Deferred pre-emptive switch from calcineurin inhibitor to sirolimus leads to improvement in GFR and expansion of T regulatory cell population: a randomized, controlled trial

Dinesh Bansal  1 Ashok K YadavVinod KumarMukut MinzVinay SakhujaVivekanand Jha
Affiliations
Randomized Controlled Trial

Deferred pre-emptive switch from calcineurin inhibitor to sirolimus leads to improvement in GFR and expansion of T regulatory cell population: a randomized, controlled trial

Dinesh Bansal et al. PLoS One. .

Abstract

Background: Measures to prevent chronic calcineurin inhibitor (CNI) toxicity have included limiting exposure by switching to sirolimus (SIR). SIR may favorably influence T regulator cell (T(reg)) population.
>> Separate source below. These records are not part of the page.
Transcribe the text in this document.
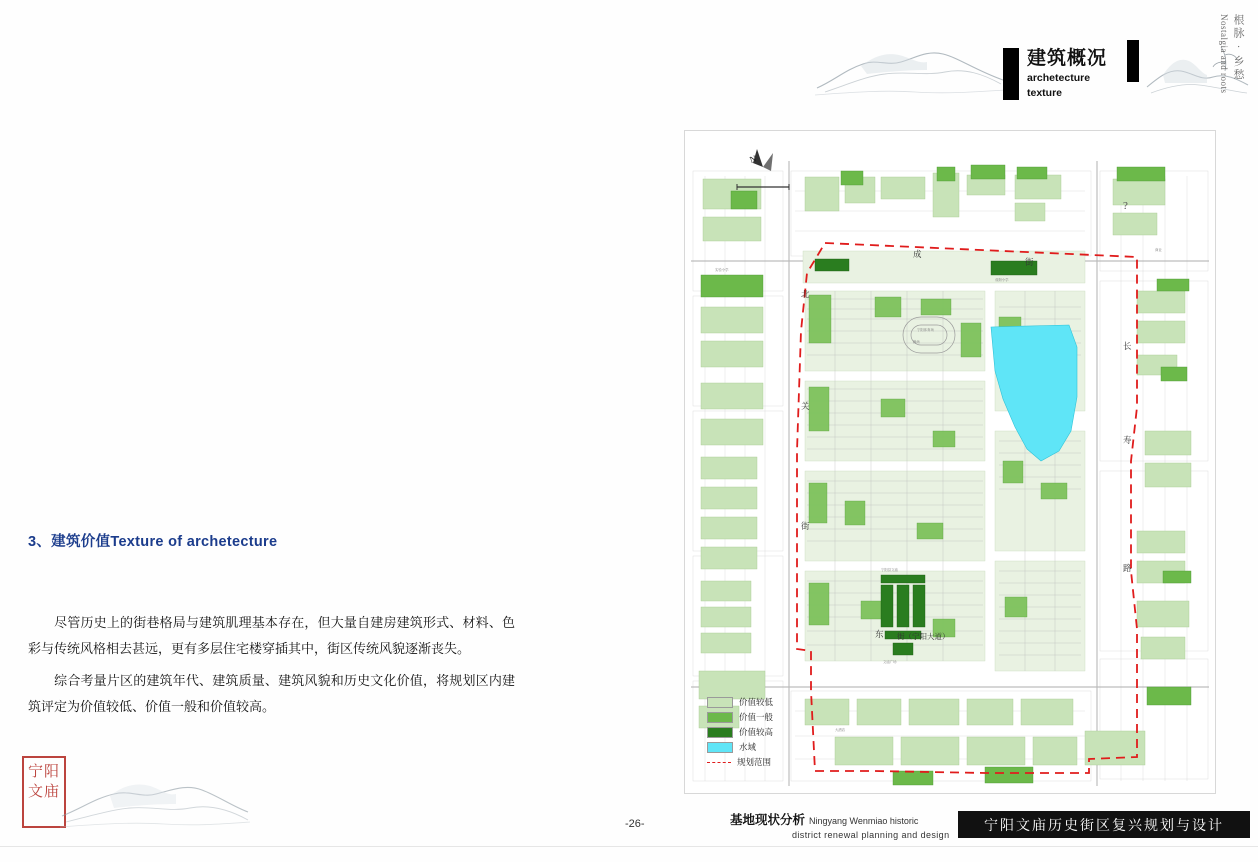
建筑概况
archetecture
texture
根脉 · 乡愁 Nostalgia and roots
3、建筑价值Texture of archetecture
尽管历史上的街巷格局与建筑肌理基本存在，但大量自建房建筑形式、材料、色彩与传统风格相去甚远，更有多层住宅楼穿插其中，街区传统风貌逐渐丧失。
综合考量片区的建筑年代、建筑质量、建筑风貌和历史文化价值，将规划区内建筑评定为价值较低、价值一般和价值较高。
宁阳
文庙
成
街
北
关
街
长
寿
路
东 街（宁阳大道）
宁阳体育场
操场
宁阳县文庙
文庙广场
成街小学
实验小学
商业
大酒店
?
N
价值较低
价值一般
价值较高
水域
规划范围
-26-	基地现状分析 Ningyang Wenmiao historic
district renewal planning and design
宁阳文庙历史街区复兴规划与设计
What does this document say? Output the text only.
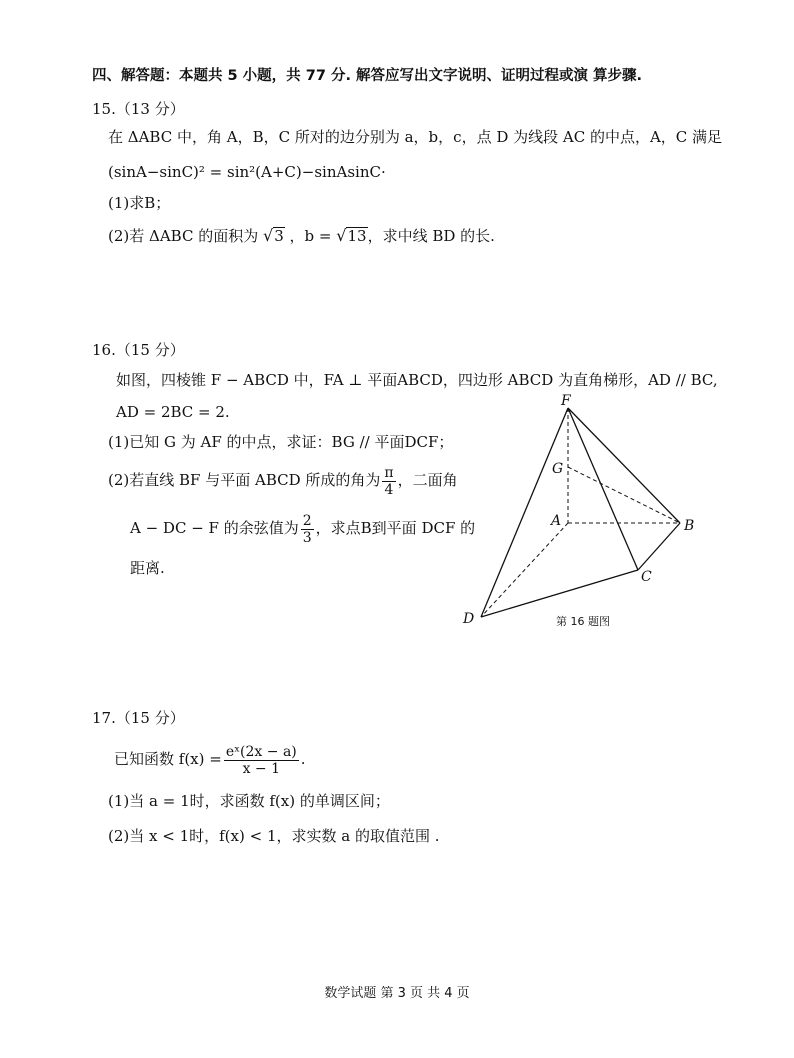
四、解答题：本题共 5 小题，共 77 分. 解答应写出文字说明、证明过程或演 算步骤.
15.（13 分）
在 ΔABC 中，角 A，B，C 所对的边分别为 a，b，c，点 D 为线段 AC 的中点，A，C 满足
(sinA−sinC)² = sin²(A+C)−sinAsinC·
(1)求B；
(2)若 ΔABC 的面积为 √3 ，b = √13，求中线 BD 的长.
16.（15 分）
如图，四棱锥 F − ABCD 中，FA ⊥ 平面ABCD，四边形 ABCD 为直角梯形，AD // BC,
AD = 2BC = 2.
(1)已知 G 为 AF 的中点，求证：BG // 平面DCF；
(2)若直线 BF 与平面 ABCD 所成的角为 $\frac{\pi}{4}$ ，二面角
A − DC − F 的余弦值为 $\frac{2}{3}$ ，求点B到平面 DCF 的
距离.
F
G
A	B
C
D	第 16 题图
17.（15 分）
已知函数 $f(x) = \frac{\text{eˣ(2x − a)}}{x - 1}$ .
(1)当 a = 1时，求函数 f(x) 的单调区间；
(2)当 x < 1时，f(x) < 1，求实数 a 的取值范围 .
数学试题 第 3 页 共 4 页
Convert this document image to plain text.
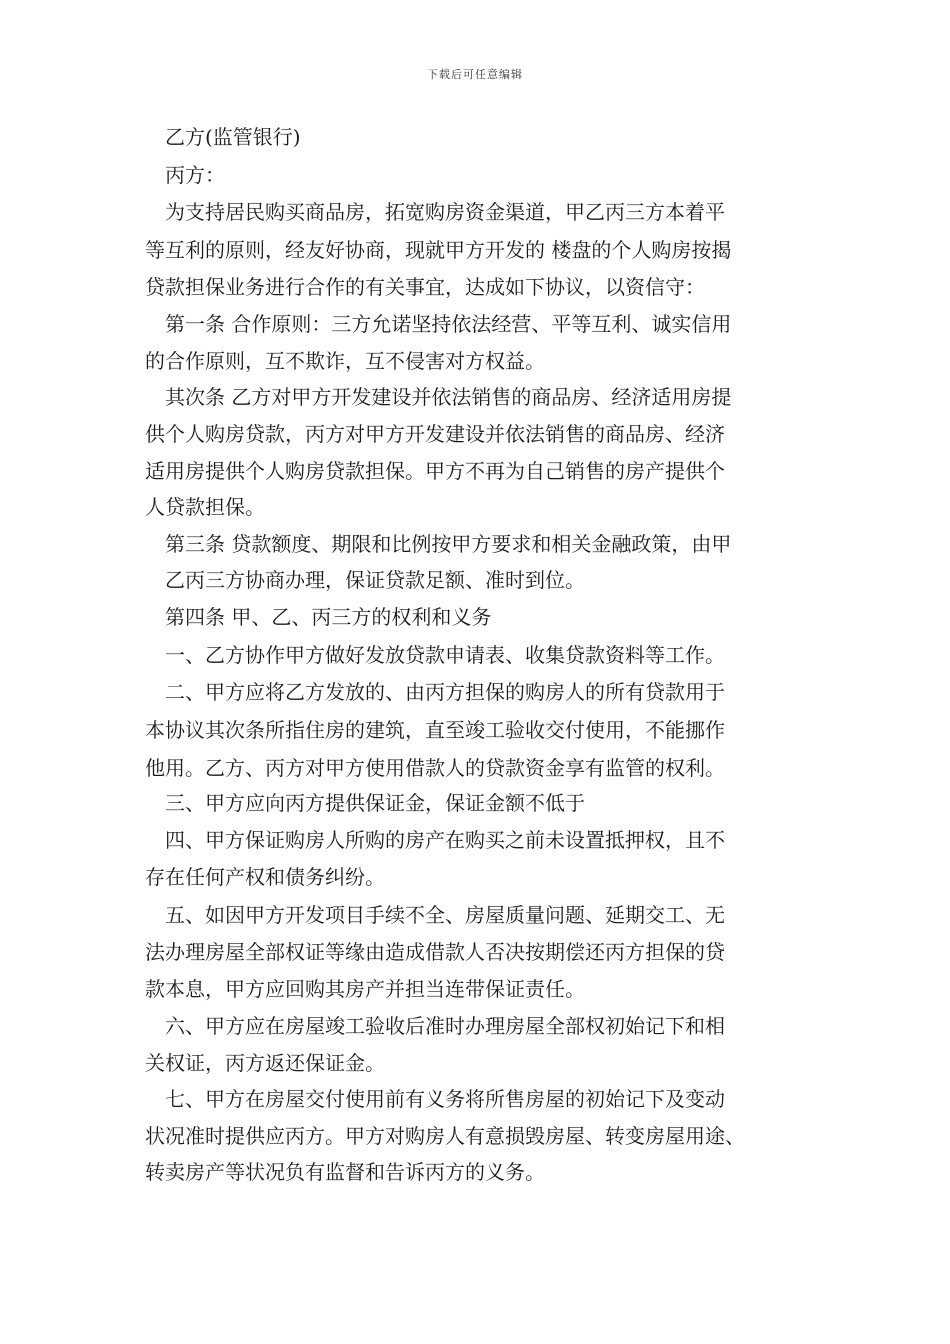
下载后可任意编辑
乙方(监管银行)
丙方：
为支持居民购买商品房，拓宽购房资金渠道，甲乙丙三方本着平
等互利的原则，经友好协商，现就甲方开发的 楼盘的个人购房按揭
贷款担保业务进行合作的有关事宜，达成如下协议，以资信守：
第一条 合作原则：三方允诺坚持依法经营、平等互利、诚实信用
的合作原则，互不欺诈，互不侵害对方权益。
其次条 乙方对甲方开发建设并依法销售的商品房、经济适用房提
供个人购房贷款，丙方对甲方开发建设并依法销售的商品房、经济
适用房提供个人购房贷款担保。甲方不再为自己销售的房产提供个
人贷款担保。
第三条 贷款额度、期限和比例按甲方要求和相关金融政策，由甲
乙丙三方协商办理，保证贷款足额、准时到位。
第四条 甲、乙、丙三方的权利和义务
一、乙方协作甲方做好发放贷款申请表、收集贷款资料等工作。
二、甲方应将乙方发放的、由丙方担保的购房人的所有贷款用于
本协议其次条所指住房的建筑，直至竣工验收交付使用，不能挪作
他用。乙方、丙方对甲方使用借款人的贷款资金享有监管的权利。
三、甲方应向丙方提供保证金，保证金额不低于
四、甲方保证购房人所购的房产在购买之前未设置抵押权，且不
存在任何产权和债务纠纷。
五、如因甲方开发项目手续不全、房屋质量问题、延期交工、无
法办理房屋全部权证等缘由造成借款人否决按期偿还丙方担保的贷
款本息，甲方应回购其房产并担当连带保证责任。
六、甲方应在房屋竣工验收后准时办理房屋全部权初始记下和相
关权证，丙方返还保证金。
七、甲方在房屋交付使用前有义务将所售房屋的初始记下及变动
状况准时提供应丙方。甲方对购房人有意损毁房屋、转变房屋用途、
转卖房产等状况负有监督和告诉丙方的义务。
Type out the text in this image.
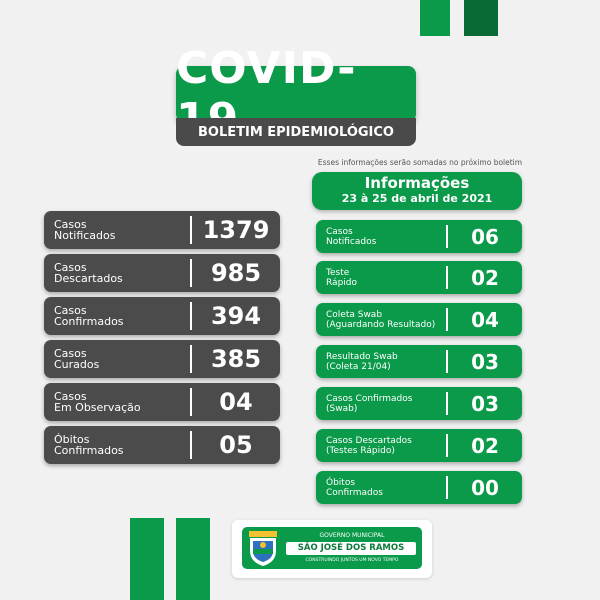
COVID-
BOLETIM EPIDEMIOLÓGICO
Esses informações serão somadas no próximo boletim
Informações
23 à 25 de abril de 2021
Casos
Notificados	1379
Casos
Descartados	985
Casos
Confirmados	394
Casos
Curados	385
Casos
Em Observação	04
Óbitos
Confirmados	05
Casos
Notificados	06
Teste
Rápido	02
Coleta Swab
(Aguardando Resultado)	04
Resultado Swab
(Coleta 21/04)	03
Casos Confirmados
(Swab)	03
Casos Descartados
(Testes Rápido)	02
Óbitos
Confirmados	00
GOVERNO MUNICIPAL
SÃO JOSÉ DOS RAMOS
CONSTRUINDO JUNTOS UM NOVO TEMPO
This randomized controlled trial compares the effect of switching from CNI to SIR on glomerular filtration rate (GFR) and T(reg) frequency.

Methods: In this prospective open label randomized trial, primary living donor kidney transplant recipients on CNI-based immunosuppression were randomized to continue CNI or switched to sirolimus 2 months after surgery; 29 were randomized to receive CNI and 31 to SIR. All patients received mycophenolate mofetil and steroids. The main outcome parameter was estimated GFR (eGFR) at 180 days. T(reg) population was estimated by flowcytometry.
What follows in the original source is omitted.